The guys to my surprise, always get surprised when they hear such revelations.

-> how true! some people never really understand why I am kind of cautious, while they romanticize life in India :-(

< Hey.. I visit your blog every now n then, never sent a comment. This time I couldn't help:-) >

Anonymous said...

you go girl!!!!

--S

Pallavi said...

Sudipta- thanks for popularizing the blog, I got like 36 hits same day...that's the most hits my lonely blog has ever got!

Renu- I am glad you could break your silence. Do write to me more on this issue! I have done a lot of introspection on this in last 7/8 months.
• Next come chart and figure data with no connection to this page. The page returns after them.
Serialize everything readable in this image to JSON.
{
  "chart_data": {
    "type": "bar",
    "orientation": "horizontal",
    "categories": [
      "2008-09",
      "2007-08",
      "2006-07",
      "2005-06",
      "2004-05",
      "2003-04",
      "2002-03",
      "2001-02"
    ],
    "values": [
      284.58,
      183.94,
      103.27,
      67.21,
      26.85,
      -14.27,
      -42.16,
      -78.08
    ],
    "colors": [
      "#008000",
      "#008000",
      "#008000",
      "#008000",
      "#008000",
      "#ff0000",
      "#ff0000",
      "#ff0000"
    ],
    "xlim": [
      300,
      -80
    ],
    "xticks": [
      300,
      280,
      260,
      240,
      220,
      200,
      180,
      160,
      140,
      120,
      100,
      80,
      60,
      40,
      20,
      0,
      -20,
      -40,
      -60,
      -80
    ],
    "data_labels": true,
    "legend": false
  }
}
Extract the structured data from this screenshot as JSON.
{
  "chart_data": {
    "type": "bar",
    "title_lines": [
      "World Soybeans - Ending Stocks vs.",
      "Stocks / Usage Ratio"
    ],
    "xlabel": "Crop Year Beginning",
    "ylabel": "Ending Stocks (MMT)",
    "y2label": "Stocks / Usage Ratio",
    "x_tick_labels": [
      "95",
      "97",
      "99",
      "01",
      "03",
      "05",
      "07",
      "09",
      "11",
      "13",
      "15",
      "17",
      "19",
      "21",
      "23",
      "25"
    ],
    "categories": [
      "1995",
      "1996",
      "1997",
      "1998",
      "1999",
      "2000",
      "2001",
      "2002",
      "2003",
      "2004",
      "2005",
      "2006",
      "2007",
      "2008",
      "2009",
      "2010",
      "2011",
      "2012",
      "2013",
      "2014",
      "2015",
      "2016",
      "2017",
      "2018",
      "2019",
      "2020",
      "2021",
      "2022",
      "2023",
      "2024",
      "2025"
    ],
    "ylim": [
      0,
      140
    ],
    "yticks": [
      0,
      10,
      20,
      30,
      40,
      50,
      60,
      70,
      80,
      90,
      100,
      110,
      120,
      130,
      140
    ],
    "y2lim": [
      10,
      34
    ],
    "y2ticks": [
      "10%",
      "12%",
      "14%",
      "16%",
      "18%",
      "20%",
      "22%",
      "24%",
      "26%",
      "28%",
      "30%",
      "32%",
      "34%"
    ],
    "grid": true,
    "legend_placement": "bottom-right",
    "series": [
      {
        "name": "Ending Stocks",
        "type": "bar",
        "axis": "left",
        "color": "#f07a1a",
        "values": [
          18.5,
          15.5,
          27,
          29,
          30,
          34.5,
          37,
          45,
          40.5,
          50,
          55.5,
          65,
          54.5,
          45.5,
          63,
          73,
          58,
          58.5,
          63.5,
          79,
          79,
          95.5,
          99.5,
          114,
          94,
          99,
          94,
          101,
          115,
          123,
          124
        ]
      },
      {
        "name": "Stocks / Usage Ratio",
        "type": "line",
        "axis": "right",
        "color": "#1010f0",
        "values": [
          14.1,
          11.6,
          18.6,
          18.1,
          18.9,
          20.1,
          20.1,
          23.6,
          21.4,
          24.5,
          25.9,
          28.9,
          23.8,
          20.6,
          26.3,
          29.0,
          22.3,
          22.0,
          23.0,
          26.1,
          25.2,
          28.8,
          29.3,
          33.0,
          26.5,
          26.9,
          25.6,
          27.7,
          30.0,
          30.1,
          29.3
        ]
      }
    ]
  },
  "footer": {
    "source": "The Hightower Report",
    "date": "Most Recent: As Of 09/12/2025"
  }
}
btw, how is AID-Seattle's Boston chapter in making going? Were you able to break Somnath/Mona to move to Seattle?

Anon-Thanks stranger!

Anonymous said...

Just one point though...

" I don't want to raise my child in India " thats what one of your friends said

Abuse whether physical,sexual or emotional is not an India specific thing.. and though I do not have statistics to back it up I do believe the number of predators in other countries is far more than in India... but while the law does catch up in the west here there is no system in place to check this..

Pallavi said...
This comment has been removed by the author.
Pallavi said...

Anon- You are right! I think, reference to India happens more because that's something I can talk from personal experience. I guess, in my friend's mind she has already made this comparison based on two diff. enviroments she directly experienced. I won't make a judgment on her behalf but my guess is she felt public spaces are safer in US if not safest. But yes, abuse is everywhere and its not India specific per se and degree and methods can vary, although I do not have statistical numbers to support this.